Some would bet their whole salary on certain numbers which were forecasted by experts only to discover that even the so-called experts were simply indulging in “guess-psychology”.
The other category were people who paid weekly visits to parapsychologists and herbalists to collect “Sure banker” to nap or perm for the week. Such people forget that luck is luck and nothing more. And what is luck? Accidental coincidence or collateral happenstance. When an enterprise is luck-infused or luck-induced, it means it doesn’t happen regularly. But chronic gamblers believe that luck can happen regularly forgetting that human expectation is not divine fixation. Greed is the opium of gamblers. When luck happens regularly what then is the benefit of labour and hardwork? I was deep in this cultural infection until my cerebral cortex deleted the infection from my system. The last category were people who would just walk to the shop and ask anyone around to give them any three numbers to nap and they would put big money on it. Through this method, some had made fortune. And through this method, many had lost fortune. But for how long would one place his progress and success in life on the altar of happenstance?

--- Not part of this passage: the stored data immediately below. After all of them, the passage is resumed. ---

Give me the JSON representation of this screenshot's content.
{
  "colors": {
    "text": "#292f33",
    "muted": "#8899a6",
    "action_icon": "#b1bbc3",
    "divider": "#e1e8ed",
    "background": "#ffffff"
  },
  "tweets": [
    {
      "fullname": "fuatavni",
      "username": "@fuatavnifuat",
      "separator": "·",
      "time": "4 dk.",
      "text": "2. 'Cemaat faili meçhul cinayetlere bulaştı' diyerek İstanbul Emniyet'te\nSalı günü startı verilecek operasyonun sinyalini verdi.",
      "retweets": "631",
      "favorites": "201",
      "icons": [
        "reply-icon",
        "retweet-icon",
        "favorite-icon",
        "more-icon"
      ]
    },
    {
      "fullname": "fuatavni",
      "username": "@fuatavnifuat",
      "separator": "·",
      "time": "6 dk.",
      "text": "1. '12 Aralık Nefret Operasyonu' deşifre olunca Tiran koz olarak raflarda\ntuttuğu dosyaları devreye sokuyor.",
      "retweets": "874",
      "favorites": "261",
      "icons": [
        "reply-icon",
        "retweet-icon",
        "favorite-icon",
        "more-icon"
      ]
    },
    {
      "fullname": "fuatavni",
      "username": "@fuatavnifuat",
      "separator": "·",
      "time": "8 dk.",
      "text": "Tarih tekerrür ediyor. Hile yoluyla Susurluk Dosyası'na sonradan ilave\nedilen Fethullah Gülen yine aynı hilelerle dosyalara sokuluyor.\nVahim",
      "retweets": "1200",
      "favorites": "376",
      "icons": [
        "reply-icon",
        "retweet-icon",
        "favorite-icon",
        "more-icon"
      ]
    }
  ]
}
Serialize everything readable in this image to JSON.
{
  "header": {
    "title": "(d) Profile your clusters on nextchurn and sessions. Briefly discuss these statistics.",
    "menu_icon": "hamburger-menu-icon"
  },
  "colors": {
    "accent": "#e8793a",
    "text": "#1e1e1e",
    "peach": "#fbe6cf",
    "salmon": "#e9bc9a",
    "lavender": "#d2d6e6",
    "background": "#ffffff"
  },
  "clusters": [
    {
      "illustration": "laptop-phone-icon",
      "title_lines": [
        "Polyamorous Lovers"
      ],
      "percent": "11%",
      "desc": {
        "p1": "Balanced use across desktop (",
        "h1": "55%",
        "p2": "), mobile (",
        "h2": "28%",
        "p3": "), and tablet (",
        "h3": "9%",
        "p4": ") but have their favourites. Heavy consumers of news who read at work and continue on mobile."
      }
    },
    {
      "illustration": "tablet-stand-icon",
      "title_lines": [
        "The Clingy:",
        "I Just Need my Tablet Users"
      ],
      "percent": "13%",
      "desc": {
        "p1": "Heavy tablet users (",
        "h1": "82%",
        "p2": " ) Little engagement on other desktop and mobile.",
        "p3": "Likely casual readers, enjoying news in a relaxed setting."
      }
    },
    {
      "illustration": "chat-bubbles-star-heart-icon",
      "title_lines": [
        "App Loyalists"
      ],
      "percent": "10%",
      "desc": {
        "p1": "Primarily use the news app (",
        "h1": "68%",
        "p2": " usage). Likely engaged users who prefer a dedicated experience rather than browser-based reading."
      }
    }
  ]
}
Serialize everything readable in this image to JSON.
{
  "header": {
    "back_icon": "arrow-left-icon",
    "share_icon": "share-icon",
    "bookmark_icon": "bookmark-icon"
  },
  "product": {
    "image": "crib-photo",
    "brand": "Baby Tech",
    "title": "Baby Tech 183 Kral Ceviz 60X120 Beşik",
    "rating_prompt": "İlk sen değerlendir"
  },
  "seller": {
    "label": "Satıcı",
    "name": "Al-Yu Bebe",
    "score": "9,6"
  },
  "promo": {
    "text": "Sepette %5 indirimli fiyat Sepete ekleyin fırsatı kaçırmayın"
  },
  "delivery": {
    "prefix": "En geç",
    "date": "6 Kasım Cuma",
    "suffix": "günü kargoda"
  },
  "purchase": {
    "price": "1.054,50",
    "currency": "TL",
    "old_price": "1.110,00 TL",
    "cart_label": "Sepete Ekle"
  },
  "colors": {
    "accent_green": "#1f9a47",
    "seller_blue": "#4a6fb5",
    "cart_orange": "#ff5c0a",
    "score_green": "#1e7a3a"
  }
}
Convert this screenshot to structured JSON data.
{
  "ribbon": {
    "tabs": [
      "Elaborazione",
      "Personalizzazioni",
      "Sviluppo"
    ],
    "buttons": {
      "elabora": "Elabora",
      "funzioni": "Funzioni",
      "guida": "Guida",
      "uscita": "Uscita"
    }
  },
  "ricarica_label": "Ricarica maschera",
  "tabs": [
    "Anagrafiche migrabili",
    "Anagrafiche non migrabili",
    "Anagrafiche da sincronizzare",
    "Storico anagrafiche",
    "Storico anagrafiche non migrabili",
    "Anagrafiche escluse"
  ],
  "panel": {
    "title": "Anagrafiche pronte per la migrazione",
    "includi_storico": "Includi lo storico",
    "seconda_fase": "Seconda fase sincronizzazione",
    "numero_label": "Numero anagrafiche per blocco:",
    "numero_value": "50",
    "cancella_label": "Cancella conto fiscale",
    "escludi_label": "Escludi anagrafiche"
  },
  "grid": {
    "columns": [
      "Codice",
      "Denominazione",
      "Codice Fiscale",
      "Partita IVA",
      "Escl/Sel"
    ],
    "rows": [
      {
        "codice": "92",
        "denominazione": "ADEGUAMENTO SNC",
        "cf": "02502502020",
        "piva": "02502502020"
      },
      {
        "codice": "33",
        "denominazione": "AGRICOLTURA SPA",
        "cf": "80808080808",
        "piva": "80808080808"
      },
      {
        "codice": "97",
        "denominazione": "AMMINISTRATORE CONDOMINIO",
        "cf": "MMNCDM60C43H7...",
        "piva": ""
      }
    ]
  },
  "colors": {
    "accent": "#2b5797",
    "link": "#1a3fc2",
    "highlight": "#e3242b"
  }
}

Twenty-five days after my resumption, I received my first salary in the office about three days to the new year. I did some shopping for myself and Iya Ibadan. She loved Ankara and white scarves. Her 90th birthday was approaching. She didn’t like parties but she loved wearing new clothes on her birthday and then she would do “Sara” for the children. Few days later, we started greeting ourselves Happy New Year. Welcome, 1974!! Finally, I started my secondary school education in that year and things started changing….new friends, new orientation, new resolutions, new classmates, new principal, new exploits, new attitude, new values, new crushes. Everybody was celebrating my return to school except for one person.